Nicotiana tabacum L.

  • Authority

    Britton, Nathaniel L. Flora Borinqueña.

  • Family

    Solanaceae

  • Scientific Name

    Nicotiana tabacum L.

  • Description

    Species Description - Extensively cultivated, one of the most important crops of Porto Rico, Tobacco is, occasionally, spontaneous from its seed, in fields and in waste grounds but, being an annual herb, is usually not long persistent. It is widely planted in temperate and tropical regions, in quality differing in different soils and climates. The plant is regarded as a native of South America; it has been used for smoking by primitive peoples of America for an indefinitely long period of time. There are some 50 species of Nicotiana most of them American. Linnaeus took up the generic name from the writings of his eminent predecessor Tournefort; it was given in honor of John Nicot, a French ambassador to Portugal, who sent some species to Catharine de Medici about 1560. They are viscid-hairy herbs and shrubs, with large, thin, alternate leaves, and mostly large flowers, white, yellow, greenish, or purplish, in terminal clusters.
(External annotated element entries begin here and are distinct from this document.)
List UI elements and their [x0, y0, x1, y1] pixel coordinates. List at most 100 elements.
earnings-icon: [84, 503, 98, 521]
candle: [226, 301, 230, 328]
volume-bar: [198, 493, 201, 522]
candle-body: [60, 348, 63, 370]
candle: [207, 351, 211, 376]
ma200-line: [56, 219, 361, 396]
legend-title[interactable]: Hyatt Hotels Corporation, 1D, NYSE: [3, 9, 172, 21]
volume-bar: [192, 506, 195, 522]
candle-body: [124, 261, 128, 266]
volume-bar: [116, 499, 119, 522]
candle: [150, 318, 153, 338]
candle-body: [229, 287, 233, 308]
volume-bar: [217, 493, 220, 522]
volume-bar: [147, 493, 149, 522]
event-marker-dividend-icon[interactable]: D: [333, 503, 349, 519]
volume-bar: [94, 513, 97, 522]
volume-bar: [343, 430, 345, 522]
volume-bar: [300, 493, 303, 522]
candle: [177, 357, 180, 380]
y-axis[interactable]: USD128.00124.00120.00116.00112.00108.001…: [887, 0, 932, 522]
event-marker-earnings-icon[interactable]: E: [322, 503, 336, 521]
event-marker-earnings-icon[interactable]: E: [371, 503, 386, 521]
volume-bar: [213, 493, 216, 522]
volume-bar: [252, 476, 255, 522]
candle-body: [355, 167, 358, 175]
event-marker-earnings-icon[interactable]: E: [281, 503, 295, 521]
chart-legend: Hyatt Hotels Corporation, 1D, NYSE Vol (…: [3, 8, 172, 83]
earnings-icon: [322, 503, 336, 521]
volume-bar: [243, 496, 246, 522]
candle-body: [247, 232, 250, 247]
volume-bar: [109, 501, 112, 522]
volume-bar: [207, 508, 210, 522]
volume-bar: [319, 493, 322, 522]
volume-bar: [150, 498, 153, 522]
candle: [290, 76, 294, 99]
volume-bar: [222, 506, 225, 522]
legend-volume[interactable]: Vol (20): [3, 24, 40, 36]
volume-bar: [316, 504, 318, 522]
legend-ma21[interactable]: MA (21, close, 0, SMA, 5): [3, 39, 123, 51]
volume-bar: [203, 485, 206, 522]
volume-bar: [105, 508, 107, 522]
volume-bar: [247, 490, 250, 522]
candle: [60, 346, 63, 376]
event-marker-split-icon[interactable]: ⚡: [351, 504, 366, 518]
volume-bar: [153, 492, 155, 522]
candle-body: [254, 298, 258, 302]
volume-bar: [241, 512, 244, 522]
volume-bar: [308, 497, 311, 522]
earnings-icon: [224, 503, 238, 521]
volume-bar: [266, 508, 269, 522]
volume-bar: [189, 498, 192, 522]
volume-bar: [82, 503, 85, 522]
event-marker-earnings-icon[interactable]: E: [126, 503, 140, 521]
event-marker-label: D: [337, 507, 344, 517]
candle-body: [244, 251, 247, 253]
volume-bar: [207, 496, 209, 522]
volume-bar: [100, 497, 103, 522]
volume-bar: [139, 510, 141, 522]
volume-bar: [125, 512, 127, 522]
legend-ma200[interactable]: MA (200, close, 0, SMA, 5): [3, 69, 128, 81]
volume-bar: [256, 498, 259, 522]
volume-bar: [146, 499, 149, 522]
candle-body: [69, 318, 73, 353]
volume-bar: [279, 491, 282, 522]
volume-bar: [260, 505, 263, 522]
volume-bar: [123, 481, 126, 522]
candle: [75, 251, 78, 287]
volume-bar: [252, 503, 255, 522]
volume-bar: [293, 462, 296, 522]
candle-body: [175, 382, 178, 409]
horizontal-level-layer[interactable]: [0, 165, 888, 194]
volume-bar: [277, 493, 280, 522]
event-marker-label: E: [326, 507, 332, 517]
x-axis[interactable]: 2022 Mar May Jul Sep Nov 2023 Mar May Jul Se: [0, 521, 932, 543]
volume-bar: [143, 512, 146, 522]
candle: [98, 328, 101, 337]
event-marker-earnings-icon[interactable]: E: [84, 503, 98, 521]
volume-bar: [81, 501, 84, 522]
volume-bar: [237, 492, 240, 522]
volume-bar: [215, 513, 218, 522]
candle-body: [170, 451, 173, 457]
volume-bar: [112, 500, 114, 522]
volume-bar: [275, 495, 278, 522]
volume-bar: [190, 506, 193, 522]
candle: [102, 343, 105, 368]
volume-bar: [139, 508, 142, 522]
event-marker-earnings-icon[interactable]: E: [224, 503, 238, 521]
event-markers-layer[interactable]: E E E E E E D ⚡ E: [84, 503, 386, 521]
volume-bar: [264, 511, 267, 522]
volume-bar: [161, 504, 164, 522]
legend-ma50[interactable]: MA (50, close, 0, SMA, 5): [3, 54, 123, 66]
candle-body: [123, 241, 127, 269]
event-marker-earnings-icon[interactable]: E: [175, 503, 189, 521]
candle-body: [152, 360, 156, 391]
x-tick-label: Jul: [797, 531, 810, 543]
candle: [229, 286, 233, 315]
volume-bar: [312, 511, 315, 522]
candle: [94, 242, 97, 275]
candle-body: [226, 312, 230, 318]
The tubular to ovoid calyx is 5-cleft; the funnelform corolla has a 5-lobed limb, mostly shorter than the tube; the 5 stamens, with long filaments, are borne on the corolla-tube; the ovary is 2-celled, or 4-celled, the style slender, the stigma capitate. The dry, capsular fruit splits into 2, or 4 valves, releasing the many, small seeds. Nicotiana Tabacum (aboriginal name) grows from about 1 meter to about 2 meters in height, usually without branches. The stalkless, oblong or lance-shaped, pointed leaves are from 10 to 30 centimeters long, the narrowed bases of the lower ones decurrent on the stem. The calyx is about 12 millimeters long, with ovate lobes; the pink corolla is about 5 centimeters long, with triangular, long-pointed lobes. The ripe capsule is longer than the calyx.

  • Discussion

    Tabaco Tobacco Potato Family Nicotiana Tabacum Linnaeus, Species Plantarum 180. 1753.